Truly: A profile in courage.

Katrina: The Real Story

What the media isn’t telling you (and you should be glad):

That Katrina was a weather weapon, wielded by the Yakuza, the Japanese mob. Or maybe Russia. Or China. Or India. Idaho weatherman extraordinaire Scott Stevens promotes this view, based on the belief that the Soviet Union developed energy weapons that can manipulate the weather, set off earthquakes, and mundane things like disable satellites and spacecraft. Stevens appeared on a podcast called the Enigma Report just before Katrina hit the Gulf Coast. He told host Kathleen Keating that Katrina’s Florida landfall was a smoking gun:

SS: As I was doing my evening weathercast the Thursday prior, the evening of the 25th of August, I was reading the discussion out of the NHC where the eye of Katrina as she made landfall went over the top of the NHC. If that isn’t putting … let’s just say you’re putting the bead of the eye of the gun on the target. It was amazing. That should have been a big heads up. …

KK: To me that was Yakuza all over. To me that was like their signature.

SS: Yakuz … yeah. It was a very clear signal that you’ve been targeted; you’ve been targeted.
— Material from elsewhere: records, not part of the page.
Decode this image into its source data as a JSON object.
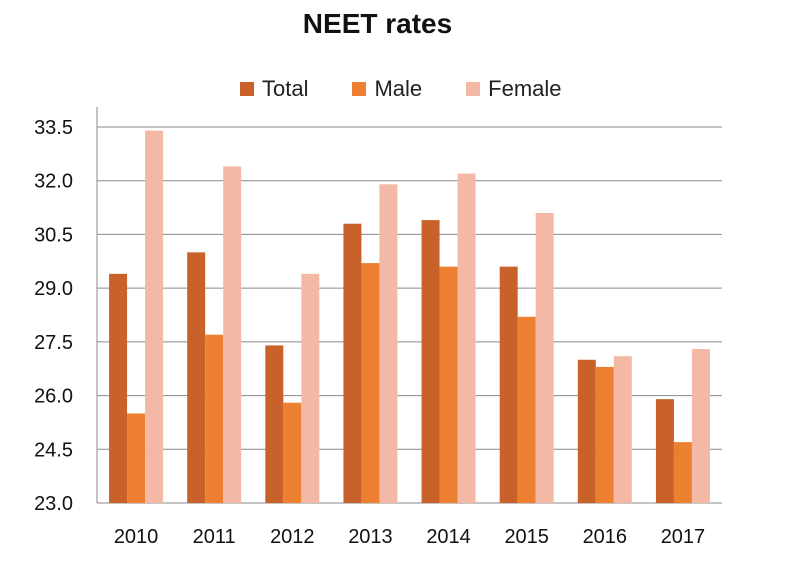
{
  "chart_data": {
    "type": "bar",
    "title": "NEET rates",
    "xlabel": "",
    "ylabel": "",
    "categories": [
      "2010",
      "2011",
      "2012",
      "2013",
      "2014",
      "2015",
      "2016",
      "2017"
    ],
    "series": [
      {
        "name": "Total",
        "color": "#c8622a",
        "values": [
          29.4,
          30.0,
          27.4,
          30.8,
          30.9,
          29.6,
          27.0,
          25.9
        ]
      },
      {
        "name": "Male",
        "color": "#ec8030",
        "values": [
          25.5,
          27.7,
          25.8,
          29.7,
          29.6,
          28.2,
          26.8,
          24.7
        ]
      },
      {
        "name": "Female",
        "color": "#f4b9a5",
        "values": [
          33.4,
          32.4,
          29.4,
          31.9,
          32.2,
          31.1,
          27.1,
          27.3
        ]
      }
    ],
    "ylim": [
      23.0,
      33.5
    ],
    "yticks": [
      "23.0",
      "24.5",
      "26.0",
      "27.5",
      "29.0",
      "30.5",
      "32.0",
      "33.5"
    ],
    "grid": true,
    "legend": "top"
  }
}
And a little later, he explained that the Yakuza was just one possible culprit: “It could be Yakuza, It could be the former Soviet Union with this. There was China involved. There is India now. There are so many nations that all they have to do is do their little part to keep this thing going.” He also noted that all the planes leaving suspicious contrails over most of the United States had migrated to the region where the storm was active. Of course, neither he nor the host ever explain how storms like this happened before the onset of supersecret Soviet technology.

Now here’s the thing if you spend the time to listen to this guy’s Yakuza/energy weapons claptrap: You’ll find much of what he says thoughtful and perhaps agree with it. For instance, how the destruction of wetlands in Louisiana has contributed to New Orleans’ vulnerability to catastrophic flooding; or how irresponsible it is for our government to commit hundreds of billions to the Iraq war. And he’s reasonably well informed about the economy and the Gulf region’s place in it.
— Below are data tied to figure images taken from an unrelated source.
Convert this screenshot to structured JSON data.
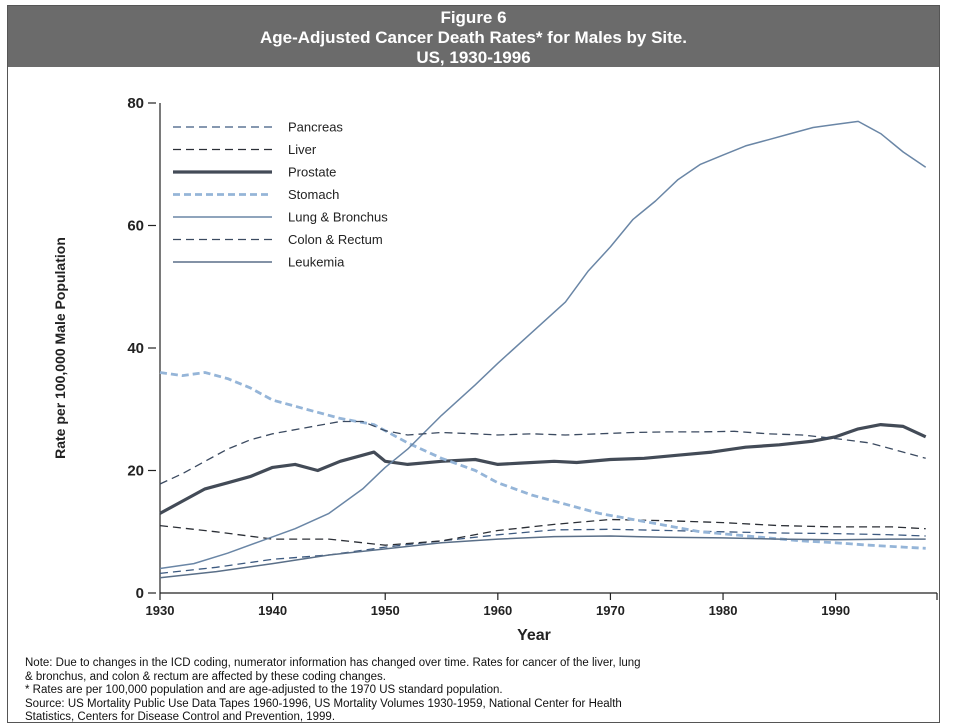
{
  "figure": {
    "number": "Figure 6",
    "title_line1": "Age-Adjusted Cancer Death Rates* for Males by Site.",
    "title_line2": "US, 1930-1996"
  },
  "chart_data": {
    "type": "line",
    "xlabel": "Year",
    "ylabel": "Rate per 100,000 Male Population",
    "xlim": [
      1930,
      1999
    ],
    "ylim": [
      0,
      80
    ],
    "x_ticks": [
      1930,
      1940,
      1950,
      1960,
      1970,
      1980,
      1990
    ],
    "y_ticks": [
      0,
      20,
      40,
      60,
      80
    ],
    "legend_position": "top-left",
    "grid": false,
    "series": [
      {
        "name": "Pancreas",
        "style": "dashed",
        "x": [
          1930,
          1935,
          1940,
          1945,
          1950,
          1955,
          1960,
          1965,
          1970,
          1975,
          1980,
          1985,
          1990,
          1995,
          1998
        ],
        "y": [
          3.2,
          4.2,
          5.5,
          6.2,
          7.5,
          8.5,
          9.5,
          10.3,
          10.4,
          10.2,
          10.0,
          9.8,
          9.7,
          9.5,
          9.3
        ]
      },
      {
        "name": "Liver",
        "style": "dashed",
        "x": [
          1930,
          1935,
          1940,
          1945,
          1950,
          1955,
          1960,
          1965,
          1970,
          1975,
          1980,
          1985,
          1990,
          1995,
          1998
        ],
        "y": [
          11.0,
          10.0,
          8.8,
          8.8,
          7.8,
          8.5,
          10.2,
          11.2,
          12.0,
          11.8,
          11.5,
          11.0,
          10.8,
          10.8,
          10.5
        ]
      },
      {
        "name": "Prostate",
        "style": "solid-thick",
        "x": [
          1930,
          1932,
          1934,
          1936,
          1938,
          1940,
          1942,
          1944,
          1946,
          1948,
          1949,
          1950,
          1952,
          1955,
          1958,
          1960,
          1962,
          1965,
          1967,
          1970,
          1973,
          1976,
          1979,
          1982,
          1985,
          1988,
          1990,
          1992,
          1994,
          1996,
          1998
        ],
        "y": [
          13.0,
          15.0,
          17.0,
          18.0,
          19.0,
          20.5,
          21.0,
          20.0,
          21.5,
          22.5,
          23.0,
          21.5,
          21.0,
          21.5,
          21.8,
          21.0,
          21.2,
          21.5,
          21.3,
          21.8,
          22.0,
          22.5,
          23.0,
          23.8,
          24.2,
          24.8,
          25.5,
          26.8,
          27.5,
          27.2,
          25.5
        ]
      },
      {
        "name": "Stomach",
        "style": "dashed-light",
        "x": [
          1930,
          1932,
          1934,
          1936,
          1938,
          1940,
          1943,
          1946,
          1949,
          1952,
          1955,
          1958,
          1960,
          1963,
          1966,
          1969,
          1972,
          1975,
          1978,
          1981,
          1984,
          1987,
          1990,
          1993,
          1996,
          1998
        ],
        "y": [
          36.0,
          35.5,
          36.0,
          35.0,
          33.5,
          31.5,
          30.0,
          28.5,
          27.5,
          24.5,
          22.0,
          20.0,
          18.0,
          16.0,
          14.5,
          13.0,
          12.0,
          11.0,
          10.0,
          9.5,
          9.0,
          8.5,
          8.2,
          7.8,
          7.5,
          7.3
        ]
      },
      {
        "name": "Lung & Bronchus",
        "style": "solid-thin",
        "x": [
          1930,
          1933,
          1936,
          1939,
          1942,
          1945,
          1948,
          1950,
          1952,
          1955,
          1958,
          1960,
          1963,
          1966,
          1968,
          1970,
          1972,
          1974,
          1976,
          1978,
          1980,
          1982,
          1984,
          1986,
          1988,
          1990,
          1992,
          1994,
          1996,
          1998
        ],
        "y": [
          4.0,
          4.8,
          6.5,
          8.5,
          10.5,
          13.0,
          17.0,
          20.5,
          23.5,
          29.0,
          34.0,
          37.5,
          42.5,
          47.5,
          52.5,
          56.5,
          61.0,
          64.0,
          67.5,
          70.0,
          71.5,
          73.0,
          74.0,
          75.0,
          76.0,
          76.5,
          77.0,
          75.0,
          72.0,
          69.5
        ]
      },
      {
        "name": "Colon & Rectum",
        "style": "dashed",
        "x": [
          1930,
          1932,
          1934,
          1936,
          1938,
          1940,
          1943,
          1946,
          1948,
          1950,
          1952,
          1955,
          1958,
          1960,
          1963,
          1966,
          1969,
          1972,
          1975,
          1978,
          1981,
          1984,
          1987,
          1990,
          1993,
          1996,
          1998
        ],
        "y": [
          17.8,
          19.5,
          21.5,
          23.5,
          25.0,
          26.0,
          27.0,
          28.0,
          28.0,
          26.5,
          25.8,
          26.2,
          26.0,
          25.8,
          26.0,
          25.8,
          26.0,
          26.2,
          26.3,
          26.3,
          26.4,
          26.0,
          25.8,
          25.2,
          24.5,
          23.0,
          22.0
        ]
      },
      {
        "name": "Leukemia",
        "style": "solid-thin",
        "x": [
          1930,
          1935,
          1940,
          1945,
          1950,
          1955,
          1960,
          1965,
          1970,
          1975,
          1980,
          1985,
          1990,
          1995,
          1998
        ],
        "y": [
          2.5,
          3.5,
          4.8,
          6.2,
          7.2,
          8.2,
          8.8,
          9.2,
          9.3,
          9.1,
          9.0,
          8.8,
          8.7,
          8.8,
          8.8
        ]
      }
    ]
  },
  "notes": {
    "line1": "Note: Due to changes in the ICD coding, numerator information has changed over time. Rates for cancer of the liver, lung",
    "line2": "& bronchus, and colon & rectum are affected by these coding changes.",
    "line3": "* Rates are per 100,000 population and are age-adjusted to the 1970 US standard population.",
    "line4": "Source: US Mortality Public Use Data Tapes 1960-1996, US Mortality Volumes 1930-1959, National Center for Health",
    "line5": "Statistics, Centers for Disease Control and Prevention, 1999."
  },
  "colors": {
    "header_bg": "#6b6b6b",
    "dark_line": "#3a4450",
    "light_line": "#8fb0d4"
  }
}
Then he caps everything off by noting that our side failed to do anything to fight the enemy hurricane warriors, whoever they are, and ends by saying, “The great sorting has begun.” Meaning the apocalypse is here, I guess.

Hurricane Relief: Mission Accomplished

On Monday, as Hurricane Katrina was beginning the process of turning New Orleans and the Gulf Coast into something like hell, the president was talking up all the great things he’s done for Medicare recipients at a senior center in Southern California. He wanted to touch on some current events, though, before he started into telling everyone how much better he’d made their lives:

“… We’re praying for the folks that have been affected by this Hurricane

Katrina. We’re in constant contact with the local officials down there.
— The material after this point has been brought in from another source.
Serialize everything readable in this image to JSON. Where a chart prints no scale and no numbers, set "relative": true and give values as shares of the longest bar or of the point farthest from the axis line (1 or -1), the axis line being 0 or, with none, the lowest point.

The storm is moving through, and we’re now able to assess damage, or

beginning to assess damage. And I want the people to know in the

affected areas that the federal government and the state government and

the local governments will work side-by-side to do all we can to help

get your lives back in order.

“This was a terrible storm. It’s a storm that hit with a lot of ferocity. It’s a

storm now that is moving through, and now it’s the time for governments

to help people get their feet on the ground.

For those of you who prayed for the folks in that area, I want to thank you

for your prayers. For those of you who are concerned about whether or

not we’re prepared to help, don’t be. We are. We’re in place. We’ve got

equipment in place, supplies in place. And once the — once we’re able

to assess the damage, we’ll be able to move in and help those good

folks in the affected areas.”

“For those of you who are concerned about whether or not we’re prepared to help, don’t be.” He didn’t quite say “mission accomplished.” But you have to view the clip — Bush with his cocksure “we done showed Saddam” smirk — to see that he really was saying “mission accomplished.”